“No. I suppose it was stolen from his kit. He evidently had it with him all right, unless, as my great-grandfather seemed to think, he invented the whole yarn under the influence of fever.”

I filled my glass. “It’s the queerest tale I’ve heard for years. Of course, all deserts are full of fables, and I remember reading of the one your great-great-uncle mentions of the king and his army who were buried in the sand.”

Wrexham sipped his drink. “Well, now, I’ll get on with the second part, which is where I come in.”

CHAPTER III
WREXHAM’S STORY

We relit our pipes and settled back in our chairs, and Wrexham began:

“As I told you, when I got near Hami last year, I pulled out the old diary and read it again, especially the part I’ve just read to you two fellows.

“I won’t go into details of how I found the tiny village, which, from certain entries in the diary, I am sure must have been my great-great-uncle’s starting-point. I found the place, and there I decided to stop a bit. I can’t tell you why I should want to stop in a tiny little hole like that with nothing to see, not even any old ruins in the neighbourhood; but somehow my old relative’s story had taken hold of me, and I wanted to reconstruct it on the spot.

“You know how traditions linger in the East, more especially in those parts of it that are as yet untouched by the railway. Well, I made a few discreet questions, and sure enough there was a yarn of a white man who years before had gone out into the desert seeking old cities, and had come to grief owing to losing his way. The story was not too coherent, needless to say: sometimes he found a ruined city, sometimes he and all his people had died, and one particular version went on to the effect that he had found much gold, and got safely back, but was carried away by the spirits who watched over the treasure, and who were very wroth at its having been touched. It was a lot of trouble to get out the story—you know how difficult it is to get ignorant people like that to talk to strangers.

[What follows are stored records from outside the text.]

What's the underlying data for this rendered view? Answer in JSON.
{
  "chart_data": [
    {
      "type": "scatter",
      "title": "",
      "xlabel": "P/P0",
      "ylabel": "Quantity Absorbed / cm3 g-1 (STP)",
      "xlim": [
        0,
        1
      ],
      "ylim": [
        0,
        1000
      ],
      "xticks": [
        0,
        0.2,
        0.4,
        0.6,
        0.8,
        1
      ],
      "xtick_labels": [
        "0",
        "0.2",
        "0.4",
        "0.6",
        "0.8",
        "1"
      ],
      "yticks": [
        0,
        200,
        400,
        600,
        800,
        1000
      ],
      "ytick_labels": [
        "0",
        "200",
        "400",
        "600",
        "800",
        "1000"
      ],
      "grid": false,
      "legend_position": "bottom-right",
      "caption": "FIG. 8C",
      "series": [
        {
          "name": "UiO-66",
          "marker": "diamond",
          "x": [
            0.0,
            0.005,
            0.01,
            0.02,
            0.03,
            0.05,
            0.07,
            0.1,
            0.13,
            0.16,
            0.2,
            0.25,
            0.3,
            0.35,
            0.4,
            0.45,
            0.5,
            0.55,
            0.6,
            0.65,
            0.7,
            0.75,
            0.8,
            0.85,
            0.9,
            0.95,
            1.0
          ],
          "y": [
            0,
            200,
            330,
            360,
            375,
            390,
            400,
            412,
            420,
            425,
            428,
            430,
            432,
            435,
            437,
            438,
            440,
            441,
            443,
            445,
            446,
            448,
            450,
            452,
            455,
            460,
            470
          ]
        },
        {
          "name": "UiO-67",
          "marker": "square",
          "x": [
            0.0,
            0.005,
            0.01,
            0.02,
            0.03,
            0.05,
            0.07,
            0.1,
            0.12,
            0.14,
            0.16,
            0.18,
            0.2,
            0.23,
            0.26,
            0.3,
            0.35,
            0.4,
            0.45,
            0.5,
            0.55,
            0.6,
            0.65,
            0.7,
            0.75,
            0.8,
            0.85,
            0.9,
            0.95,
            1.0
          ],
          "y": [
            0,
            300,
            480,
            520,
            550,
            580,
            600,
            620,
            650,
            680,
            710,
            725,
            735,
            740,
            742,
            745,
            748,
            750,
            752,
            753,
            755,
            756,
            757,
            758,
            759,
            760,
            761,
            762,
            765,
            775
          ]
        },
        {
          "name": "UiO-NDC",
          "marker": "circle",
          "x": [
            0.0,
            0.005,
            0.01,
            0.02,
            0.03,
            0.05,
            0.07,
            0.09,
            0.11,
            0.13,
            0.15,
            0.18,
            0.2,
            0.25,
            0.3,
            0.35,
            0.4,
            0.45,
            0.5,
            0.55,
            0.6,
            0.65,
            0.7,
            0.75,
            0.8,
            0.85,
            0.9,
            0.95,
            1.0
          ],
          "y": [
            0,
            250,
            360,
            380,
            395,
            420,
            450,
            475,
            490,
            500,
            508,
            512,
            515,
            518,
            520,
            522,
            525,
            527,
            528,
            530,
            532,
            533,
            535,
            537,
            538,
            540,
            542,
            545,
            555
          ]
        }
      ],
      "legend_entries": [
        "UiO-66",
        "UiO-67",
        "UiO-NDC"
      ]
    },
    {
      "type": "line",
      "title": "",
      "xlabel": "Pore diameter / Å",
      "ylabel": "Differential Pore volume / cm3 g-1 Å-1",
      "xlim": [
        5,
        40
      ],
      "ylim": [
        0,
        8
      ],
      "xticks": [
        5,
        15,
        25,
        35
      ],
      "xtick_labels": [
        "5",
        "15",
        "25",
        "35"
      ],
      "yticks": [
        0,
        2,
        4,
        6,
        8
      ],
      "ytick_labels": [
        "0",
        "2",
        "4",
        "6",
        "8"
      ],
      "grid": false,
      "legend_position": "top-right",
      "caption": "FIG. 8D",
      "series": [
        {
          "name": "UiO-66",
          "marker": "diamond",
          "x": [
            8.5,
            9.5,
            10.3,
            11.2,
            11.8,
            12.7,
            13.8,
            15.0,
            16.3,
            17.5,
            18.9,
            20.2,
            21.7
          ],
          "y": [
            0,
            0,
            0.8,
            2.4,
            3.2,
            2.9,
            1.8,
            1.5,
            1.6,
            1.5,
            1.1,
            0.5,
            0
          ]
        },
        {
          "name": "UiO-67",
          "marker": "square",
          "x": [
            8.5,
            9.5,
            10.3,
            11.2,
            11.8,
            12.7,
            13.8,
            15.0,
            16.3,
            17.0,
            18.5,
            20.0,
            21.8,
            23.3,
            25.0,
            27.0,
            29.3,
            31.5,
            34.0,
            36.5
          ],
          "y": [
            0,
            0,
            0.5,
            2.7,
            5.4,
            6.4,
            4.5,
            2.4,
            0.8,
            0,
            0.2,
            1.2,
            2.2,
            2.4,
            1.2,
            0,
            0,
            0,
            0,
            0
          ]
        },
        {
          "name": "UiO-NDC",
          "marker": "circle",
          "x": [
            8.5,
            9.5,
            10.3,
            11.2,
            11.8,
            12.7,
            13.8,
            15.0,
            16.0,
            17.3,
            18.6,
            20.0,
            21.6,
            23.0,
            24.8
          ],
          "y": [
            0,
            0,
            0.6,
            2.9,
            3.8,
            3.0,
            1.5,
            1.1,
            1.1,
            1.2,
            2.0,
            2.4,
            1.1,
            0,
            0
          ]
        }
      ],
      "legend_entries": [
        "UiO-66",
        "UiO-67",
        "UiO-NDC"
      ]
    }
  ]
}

“But it was clear enough that some wandering white man had been there ages before, and, further, the local people seemed pretty afraid of wandering into the desert. I did not let on about the old man having had anything to do with me. It’s not a good thing to talk about bad luck being in the family, and certainly the old man did not hit it lucky that trip.

“I hung about prospecting and smelling out the ground, which, by the way, is very little known directly you get off the main route. Northeast you come slap on to the desert practically at once.